Rolf’s organization, Action Impact Ministries (AIM) was invited to perform at the Branson Landing on Labor Day on the conditions that the organization’s message wasn’t “In your face evangelistic or involved distribution of hand bills”.
AIM’s two hour Labor Day performance involved mimes and interpretive dance with musical accompaniments such as “It’s an honor to Serve” and “Fallen not Forgotten” The interfaith organization whose motto is Faith, Family and Flag was received well by many who watched the performance. In addition to being personally thanked by Veterans, The group of mostly home schooled children was invited to perform for local schools as part of the Character Plus program.
AIM’s past performances have resulted in future invites to such local venues as the Branson Mall and Branson Fest but no such luck was experienced after their Landing performance. According to Rolf the Branson Landing management found AIM performances to be, “Too Religious and Too Political.”
AIM’s ministry approach is inspired by St. Francis of Assisi who said “ at all times preach the gospel and only when necessary use words.”
Rolf maintains that Branson’s values are consistent with values his ministry promotes and is encouraging the City of Branson and the Branson Landing Management to take a stand and show the public who and what they are about. Rolf Jory continues to file requests for an invitation to perform at the Landing.

Public and Private - Church and State - This story is the first of what may soon provide a challenge to the Branson Landing. Are the ethics and values promoted at the Landing consistent with the public who funds the Landing? Is it fair to demand the Landing to open itself up to the consequences of free speech and provide a venue for those who wish to express 1st Amendment rights?
The Landing, though publically funded is privately managed. Religous messages are delivered on a pay to play basis. There are two instances where religious based business peddle religous gear and religious venues. If publically funded should constitutionoal rights apply? Currently, freedom of expression is up to the discretion of Branson Landing management.

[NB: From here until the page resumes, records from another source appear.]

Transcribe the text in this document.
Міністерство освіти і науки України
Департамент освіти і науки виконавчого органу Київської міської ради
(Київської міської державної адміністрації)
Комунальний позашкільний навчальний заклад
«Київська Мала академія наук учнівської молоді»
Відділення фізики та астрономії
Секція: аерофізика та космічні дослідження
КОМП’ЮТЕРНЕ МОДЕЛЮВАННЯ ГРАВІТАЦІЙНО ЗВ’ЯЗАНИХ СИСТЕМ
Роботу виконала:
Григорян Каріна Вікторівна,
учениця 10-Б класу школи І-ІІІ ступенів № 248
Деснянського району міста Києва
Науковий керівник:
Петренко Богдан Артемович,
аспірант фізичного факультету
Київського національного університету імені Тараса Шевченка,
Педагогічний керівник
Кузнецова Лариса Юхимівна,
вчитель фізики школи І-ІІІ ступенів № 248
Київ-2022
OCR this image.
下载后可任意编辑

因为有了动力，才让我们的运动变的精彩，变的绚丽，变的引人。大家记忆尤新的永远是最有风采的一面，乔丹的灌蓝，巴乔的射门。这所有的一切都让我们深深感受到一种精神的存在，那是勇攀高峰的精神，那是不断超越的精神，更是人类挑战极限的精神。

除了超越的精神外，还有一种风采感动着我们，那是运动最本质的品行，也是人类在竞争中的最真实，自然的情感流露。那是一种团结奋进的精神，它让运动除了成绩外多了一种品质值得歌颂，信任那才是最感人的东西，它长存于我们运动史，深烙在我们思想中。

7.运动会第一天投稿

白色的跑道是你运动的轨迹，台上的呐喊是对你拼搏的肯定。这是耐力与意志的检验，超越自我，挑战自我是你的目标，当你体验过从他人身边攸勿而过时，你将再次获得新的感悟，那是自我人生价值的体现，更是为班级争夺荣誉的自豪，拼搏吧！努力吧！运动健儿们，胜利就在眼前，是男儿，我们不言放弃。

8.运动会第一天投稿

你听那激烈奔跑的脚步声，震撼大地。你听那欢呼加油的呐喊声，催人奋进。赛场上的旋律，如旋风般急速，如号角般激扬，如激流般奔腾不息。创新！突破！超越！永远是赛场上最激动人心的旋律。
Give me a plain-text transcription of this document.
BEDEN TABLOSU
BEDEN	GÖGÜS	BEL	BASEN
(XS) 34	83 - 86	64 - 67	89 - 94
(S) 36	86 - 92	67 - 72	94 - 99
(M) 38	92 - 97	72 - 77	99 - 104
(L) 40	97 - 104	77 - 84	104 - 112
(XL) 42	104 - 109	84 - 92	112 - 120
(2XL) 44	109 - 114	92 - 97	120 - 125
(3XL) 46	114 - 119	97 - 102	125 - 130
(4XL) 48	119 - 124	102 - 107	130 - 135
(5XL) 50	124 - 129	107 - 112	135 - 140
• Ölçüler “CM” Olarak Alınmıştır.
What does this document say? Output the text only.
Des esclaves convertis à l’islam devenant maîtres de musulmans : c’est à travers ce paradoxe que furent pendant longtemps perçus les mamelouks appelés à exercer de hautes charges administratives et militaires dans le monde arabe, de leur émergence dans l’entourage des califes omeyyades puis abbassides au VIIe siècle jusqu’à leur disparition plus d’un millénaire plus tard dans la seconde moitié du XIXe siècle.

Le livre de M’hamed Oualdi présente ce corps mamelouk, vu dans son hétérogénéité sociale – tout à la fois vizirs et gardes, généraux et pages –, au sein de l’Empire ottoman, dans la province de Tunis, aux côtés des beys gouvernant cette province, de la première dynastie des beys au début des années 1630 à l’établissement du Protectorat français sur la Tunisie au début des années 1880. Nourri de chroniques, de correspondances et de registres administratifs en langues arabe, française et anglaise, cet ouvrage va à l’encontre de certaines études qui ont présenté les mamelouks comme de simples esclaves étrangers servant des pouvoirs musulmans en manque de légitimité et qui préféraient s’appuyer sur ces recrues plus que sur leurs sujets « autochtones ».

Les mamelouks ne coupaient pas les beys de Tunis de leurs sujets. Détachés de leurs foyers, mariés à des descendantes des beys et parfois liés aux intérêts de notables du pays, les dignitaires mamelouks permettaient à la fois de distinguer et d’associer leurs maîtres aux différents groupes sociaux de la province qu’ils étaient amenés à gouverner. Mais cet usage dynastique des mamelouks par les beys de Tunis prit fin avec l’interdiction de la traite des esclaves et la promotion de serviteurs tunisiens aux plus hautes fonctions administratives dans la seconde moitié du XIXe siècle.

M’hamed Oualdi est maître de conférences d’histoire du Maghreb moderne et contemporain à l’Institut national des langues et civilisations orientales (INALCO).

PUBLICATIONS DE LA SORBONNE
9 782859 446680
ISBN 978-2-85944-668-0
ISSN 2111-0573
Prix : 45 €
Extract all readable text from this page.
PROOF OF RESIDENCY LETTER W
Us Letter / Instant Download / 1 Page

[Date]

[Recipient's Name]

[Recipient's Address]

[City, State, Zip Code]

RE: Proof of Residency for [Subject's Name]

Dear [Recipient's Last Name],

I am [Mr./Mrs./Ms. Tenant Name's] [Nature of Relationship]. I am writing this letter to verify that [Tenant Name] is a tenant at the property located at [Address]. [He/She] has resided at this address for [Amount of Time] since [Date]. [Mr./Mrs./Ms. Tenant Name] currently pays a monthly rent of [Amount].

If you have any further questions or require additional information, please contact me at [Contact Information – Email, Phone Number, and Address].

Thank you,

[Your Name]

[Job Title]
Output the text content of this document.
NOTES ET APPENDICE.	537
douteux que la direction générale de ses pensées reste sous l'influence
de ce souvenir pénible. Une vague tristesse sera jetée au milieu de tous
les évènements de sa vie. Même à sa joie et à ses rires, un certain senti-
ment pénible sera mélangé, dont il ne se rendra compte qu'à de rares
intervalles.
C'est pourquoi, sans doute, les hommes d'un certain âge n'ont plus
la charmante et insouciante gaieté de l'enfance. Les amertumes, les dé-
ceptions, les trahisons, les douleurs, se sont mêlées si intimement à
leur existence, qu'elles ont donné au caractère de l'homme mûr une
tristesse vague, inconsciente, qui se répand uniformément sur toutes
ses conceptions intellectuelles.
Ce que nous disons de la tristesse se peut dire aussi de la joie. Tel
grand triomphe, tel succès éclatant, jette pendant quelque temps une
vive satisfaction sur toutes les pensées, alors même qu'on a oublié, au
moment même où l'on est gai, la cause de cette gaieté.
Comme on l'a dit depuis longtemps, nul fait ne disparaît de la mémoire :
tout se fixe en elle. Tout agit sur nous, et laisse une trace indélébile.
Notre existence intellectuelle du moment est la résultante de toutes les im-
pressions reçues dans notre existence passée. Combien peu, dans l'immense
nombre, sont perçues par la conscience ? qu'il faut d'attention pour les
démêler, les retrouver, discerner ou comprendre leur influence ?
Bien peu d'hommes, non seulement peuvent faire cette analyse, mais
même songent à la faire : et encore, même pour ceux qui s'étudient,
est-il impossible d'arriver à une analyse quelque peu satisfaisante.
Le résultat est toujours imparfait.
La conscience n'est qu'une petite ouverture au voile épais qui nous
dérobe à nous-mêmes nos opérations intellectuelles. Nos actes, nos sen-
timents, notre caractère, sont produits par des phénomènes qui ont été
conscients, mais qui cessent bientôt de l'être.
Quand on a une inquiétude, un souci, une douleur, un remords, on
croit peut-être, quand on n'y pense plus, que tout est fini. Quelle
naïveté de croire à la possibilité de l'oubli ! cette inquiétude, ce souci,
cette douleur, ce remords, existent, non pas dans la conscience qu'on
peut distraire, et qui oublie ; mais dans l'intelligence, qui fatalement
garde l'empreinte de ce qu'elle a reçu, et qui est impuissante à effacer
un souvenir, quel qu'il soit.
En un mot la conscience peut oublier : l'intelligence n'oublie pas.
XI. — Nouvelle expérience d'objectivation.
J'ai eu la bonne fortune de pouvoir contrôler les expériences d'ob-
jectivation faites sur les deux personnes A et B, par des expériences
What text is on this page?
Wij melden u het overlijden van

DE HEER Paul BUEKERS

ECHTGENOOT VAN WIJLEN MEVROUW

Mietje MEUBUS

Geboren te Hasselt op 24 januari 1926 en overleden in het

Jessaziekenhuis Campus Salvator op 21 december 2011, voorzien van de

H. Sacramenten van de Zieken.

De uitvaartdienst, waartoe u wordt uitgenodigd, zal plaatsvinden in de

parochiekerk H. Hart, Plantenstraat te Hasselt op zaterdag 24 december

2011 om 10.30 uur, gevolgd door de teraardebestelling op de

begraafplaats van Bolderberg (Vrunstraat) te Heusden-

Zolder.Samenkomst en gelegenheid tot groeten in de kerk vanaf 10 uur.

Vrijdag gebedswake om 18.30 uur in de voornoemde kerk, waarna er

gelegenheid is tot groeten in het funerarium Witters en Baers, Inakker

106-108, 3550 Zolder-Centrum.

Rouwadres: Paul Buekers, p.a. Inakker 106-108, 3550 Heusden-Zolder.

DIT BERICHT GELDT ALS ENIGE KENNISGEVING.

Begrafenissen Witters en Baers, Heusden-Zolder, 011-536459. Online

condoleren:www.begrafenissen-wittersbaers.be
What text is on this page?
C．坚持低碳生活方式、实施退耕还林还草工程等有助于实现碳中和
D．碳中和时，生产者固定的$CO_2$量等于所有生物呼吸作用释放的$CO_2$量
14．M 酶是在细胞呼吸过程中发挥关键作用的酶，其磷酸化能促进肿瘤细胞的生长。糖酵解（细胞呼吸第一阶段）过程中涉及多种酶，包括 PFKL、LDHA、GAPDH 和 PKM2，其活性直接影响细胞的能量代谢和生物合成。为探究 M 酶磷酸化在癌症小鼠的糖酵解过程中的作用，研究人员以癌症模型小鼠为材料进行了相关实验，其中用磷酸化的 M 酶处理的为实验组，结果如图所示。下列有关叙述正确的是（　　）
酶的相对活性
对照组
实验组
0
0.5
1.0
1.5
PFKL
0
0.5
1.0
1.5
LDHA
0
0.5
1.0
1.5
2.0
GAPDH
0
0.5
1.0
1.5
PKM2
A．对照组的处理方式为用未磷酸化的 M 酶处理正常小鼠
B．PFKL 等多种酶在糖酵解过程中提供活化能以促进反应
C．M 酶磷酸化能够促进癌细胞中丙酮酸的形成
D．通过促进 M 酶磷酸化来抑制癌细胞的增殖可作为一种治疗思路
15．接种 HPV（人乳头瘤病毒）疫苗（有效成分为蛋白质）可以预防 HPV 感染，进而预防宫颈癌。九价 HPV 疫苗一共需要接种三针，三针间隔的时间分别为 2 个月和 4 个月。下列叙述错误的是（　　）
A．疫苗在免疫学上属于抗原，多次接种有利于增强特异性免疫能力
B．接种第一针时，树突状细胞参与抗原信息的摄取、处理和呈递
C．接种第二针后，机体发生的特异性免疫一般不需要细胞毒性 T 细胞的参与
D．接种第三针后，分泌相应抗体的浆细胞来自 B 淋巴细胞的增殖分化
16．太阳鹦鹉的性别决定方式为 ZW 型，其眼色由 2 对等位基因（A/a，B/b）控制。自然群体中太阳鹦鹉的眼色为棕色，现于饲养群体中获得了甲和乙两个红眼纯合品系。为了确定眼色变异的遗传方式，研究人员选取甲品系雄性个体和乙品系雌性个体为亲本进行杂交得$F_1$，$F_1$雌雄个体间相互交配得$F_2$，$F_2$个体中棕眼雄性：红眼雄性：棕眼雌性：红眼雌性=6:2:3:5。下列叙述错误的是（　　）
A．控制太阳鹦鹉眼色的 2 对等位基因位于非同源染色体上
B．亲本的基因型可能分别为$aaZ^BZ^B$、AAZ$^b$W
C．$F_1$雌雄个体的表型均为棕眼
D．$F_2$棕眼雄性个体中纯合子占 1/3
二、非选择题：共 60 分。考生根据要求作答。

The mainstream in Branson is much more conservative than the United States as a whole. Political Incorrectness is standard and defiance of many national trends a local standard as well. Jory's goal is to challenge and solidify the Landing's stance and his stance is that it varies from the local public's value system.
The question remains, does the public or the City of Branson itself have any right to dictate how the Landing is managed or what messaging is permitted on-site?